FoldComp ML Datasets - Githubissues

a-r-j commented 1 year ago

Reference Issues/PRs

cc @amorehead

N/A

What does this implement/fix? Explain your changes

Adds utility to create ML datasets from FoldComp databases.

What testing did you do to verify the changes in this PR?

Local testing. Will not make unit tests due to modest download sizes.

Pull Request Checklist

[x] Added a note about the modification or contribution to the ./CHANGELOG.md file (if applicable)
[ ] Added appropriate unit test functions in the ./graphein/tests/* directories (if applicable)
[x] Modify documentation in the corresponding Jupyter Notebook under ./notebooks/ (if applicable)
[ ] Ran python -m py.test tests/ and make sure that all unit tests pass (for small modifications, it might be sufficient to only run the specific test file, e.g., python -m py.test tests/protein/test_graphs.py)
[x] Checked for style issues by running black . and isort .

review-notebook-app[bot] commented 1 year ago

Check out this pull request on

See visual diffs & provide feedback on Jupyter Notebooks.

Powered by ReviewNB

amorehead commented 1 year ago

@a-r-j, looks good to me so far! Do we have a list of features to aim for in a first release?

a-r-j commented 1 year ago

Yep! Off the top of my head:

[x] Couple of changes to fully align the API with torch geometric Datasets (eg accepting transforms)
[ ] A utility for adding graph/node labels & metadata
[x] A lightning DataModule wrapper for complete plug and play functionality.

Of these, 2) is the trickiest. Assuming the worst case scenario (using all of the uniprot predictions, approx 200m structures iirc), mapping graph/node labels into the Data/Protein objects would have to be done when we get a structure so they're not stored in memory (200m node label tensors seems.. prohibitive). I think the way to go is to connect this to an (optional) LMDB which could also store additional pre-computed features. Thus when we get a structure we pull in these additional data and store them in the returned Data/Protein.

FWIW, I see this functionality as complementary to the other strand of dataset creation we've been doing in #272 . Essentially, I think a model workflow looks like: make a dataset selection with a Manager -> Instantiate a FoldCompDataset -> wrap it in a LightningModule (optional).
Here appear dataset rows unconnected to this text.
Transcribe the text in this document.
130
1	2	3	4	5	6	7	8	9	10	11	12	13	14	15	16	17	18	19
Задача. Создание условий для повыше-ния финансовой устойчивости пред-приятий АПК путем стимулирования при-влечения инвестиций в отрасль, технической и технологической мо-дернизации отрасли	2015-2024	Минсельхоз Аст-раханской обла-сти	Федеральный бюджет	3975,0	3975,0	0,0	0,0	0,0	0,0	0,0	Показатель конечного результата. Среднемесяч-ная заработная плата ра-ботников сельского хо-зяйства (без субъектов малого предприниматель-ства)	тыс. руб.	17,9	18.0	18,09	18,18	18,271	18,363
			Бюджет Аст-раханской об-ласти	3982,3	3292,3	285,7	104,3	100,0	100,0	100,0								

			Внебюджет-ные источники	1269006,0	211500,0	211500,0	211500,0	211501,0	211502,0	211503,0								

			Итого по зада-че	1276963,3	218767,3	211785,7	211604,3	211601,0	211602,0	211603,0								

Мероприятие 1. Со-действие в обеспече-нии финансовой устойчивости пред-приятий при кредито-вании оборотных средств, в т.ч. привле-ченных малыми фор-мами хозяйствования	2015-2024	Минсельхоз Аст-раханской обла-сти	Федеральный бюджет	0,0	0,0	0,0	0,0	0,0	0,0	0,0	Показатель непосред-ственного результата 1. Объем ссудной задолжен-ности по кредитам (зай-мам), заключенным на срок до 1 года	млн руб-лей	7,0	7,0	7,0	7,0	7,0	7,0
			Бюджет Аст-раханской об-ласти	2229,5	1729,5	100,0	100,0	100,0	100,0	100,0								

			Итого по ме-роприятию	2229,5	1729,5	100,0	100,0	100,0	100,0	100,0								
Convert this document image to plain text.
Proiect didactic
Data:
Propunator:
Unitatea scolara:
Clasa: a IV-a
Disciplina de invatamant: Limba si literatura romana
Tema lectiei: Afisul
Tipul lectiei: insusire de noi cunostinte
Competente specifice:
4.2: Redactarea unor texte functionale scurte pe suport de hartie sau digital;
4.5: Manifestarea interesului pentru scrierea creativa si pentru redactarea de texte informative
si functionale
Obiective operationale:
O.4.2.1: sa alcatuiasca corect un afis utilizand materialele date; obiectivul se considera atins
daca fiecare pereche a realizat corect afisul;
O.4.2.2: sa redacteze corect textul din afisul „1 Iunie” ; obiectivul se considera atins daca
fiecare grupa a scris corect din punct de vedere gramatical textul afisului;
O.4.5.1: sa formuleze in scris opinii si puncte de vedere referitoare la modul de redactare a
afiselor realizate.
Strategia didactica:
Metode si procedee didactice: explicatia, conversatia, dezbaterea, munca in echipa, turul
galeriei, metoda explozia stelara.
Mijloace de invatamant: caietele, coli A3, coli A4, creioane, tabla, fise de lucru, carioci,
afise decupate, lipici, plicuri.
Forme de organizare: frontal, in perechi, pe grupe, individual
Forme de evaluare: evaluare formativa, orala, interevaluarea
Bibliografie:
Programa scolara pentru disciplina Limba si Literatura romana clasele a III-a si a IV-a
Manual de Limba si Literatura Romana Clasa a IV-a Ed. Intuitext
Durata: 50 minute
I also saw as of 0.0.3 (today) FoldComp supports multi-chain structures. I'm not sure if this now expands support to "real" (i.e. from the PDB) PDB files, but if it does this is something to strongly consider in #272 as an export option.

a-r-j commented 1 year ago

I'm actually happy to merge this now, @amorehead.

I think the LMDB initiative will take a little effort so I'm happy to leave that until some explicit requests are made.

One request: would you be able to checkout this PR and run the notebook in lieu of proper testing? The downloads are too large for GitHub to be happy with unit testing :(

amorehead commented 1 year ago

@a-r-j, I am currently trying to import the new FoldCompDataset class you created, and I am facing the following error:

Even after rerunning "pip3 install -e ." inside the root graphein project directory, it seems that the FoldComp notebook is not able to locate the FoldCompDataset object path. Did you have to do anything in particular for the notebook to find this object?

a-r-j commented 1 year ago

Thanks for checking it out!

Hmm, no, I didn't have to do anything special. Could it be a kernel issue?

amorehead commented 1 year ago

I think you are right. When I tried running the notebook again today, it magically started to work - thanks Jupyter :)

amorehead commented 1 year ago

I was successfully able to run the whole notebook, and all the outputs (as best as I can tell for now) look good to me. Great (and quick) work on this. I can sense the impact of having this kind of open-source infrastructure available already!

amorehead commented 1 year ago

Can you think of anything else we need to check for in this new branch before merging it in?